DPD Germany to launch “digital parcel label” next year

DPD Germany is introducing a new “digital parcel label” that will mean online shoppers no longer need to print out a shipping label to return items to retailers. The new feature will be available from spring next year alongside conventional shipping label options.

It will be available for all small business and individual shippers using DPD’s online parcel shipping portal DPD Web Parcel, and also for e-commerce platforms like eBay.

The digital parcel label will take the form of a QR code sent to a mobile phone of a shipper or online shopper when a parcel shipment is booked. Instead of needing to print out a label, the shipper takes their phone to a DPD Parcel Shop and has the QR code scanned.

Once the QR code has been scanned, the parcel shop employee then fixes a “mini-label” onto the parcel to take the shipment through the DPD network to its destination.

DPD said its new innovation aims to make parcel shipping more convenient, and accessible to households that do not own a printer.

The company pointed out that at the moment, the number of German households owning a smartphone (40.4m) is larger than the number that have a printer (29.34m).

“Digitalised world”

“Printed paper is losing more and more of its role in our increasingly digitalised world,” said Boris Winkelmann, the DPD Germany chief executive.

“Nowadays many households manage very well without having their own printer.

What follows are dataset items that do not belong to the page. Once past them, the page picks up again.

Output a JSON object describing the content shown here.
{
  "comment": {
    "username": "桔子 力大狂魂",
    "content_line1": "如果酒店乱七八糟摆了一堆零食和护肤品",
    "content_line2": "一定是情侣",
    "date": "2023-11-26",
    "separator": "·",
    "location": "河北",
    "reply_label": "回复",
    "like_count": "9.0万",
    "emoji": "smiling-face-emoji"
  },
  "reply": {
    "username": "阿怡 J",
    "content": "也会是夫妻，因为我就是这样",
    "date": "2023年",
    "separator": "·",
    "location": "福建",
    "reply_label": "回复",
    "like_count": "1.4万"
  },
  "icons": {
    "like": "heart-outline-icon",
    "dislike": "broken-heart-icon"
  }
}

In addition the shipping of parcels is a lot more convenient and flexible if customers are not dependent on physical parcel labels.”

The new digital parcel label feature will initially be available to shippers using DPD’s online parcel shipping website and eBay sellers.

DPD said digital parcel labels for returns solutions was “in the pipeline”.

The company, majority-owned by La Poste’s international express parcels subsidiary GeoPost, is in the process of attempting to double its market share in the highly competitive German parcels market, to 15% by 2018.

Its strategy is to use technical innovation to “make the parcel digital”, thereby improving the convenience of parcel shipping by measures including better tracking, shipping management and convenience of delivery arrangements.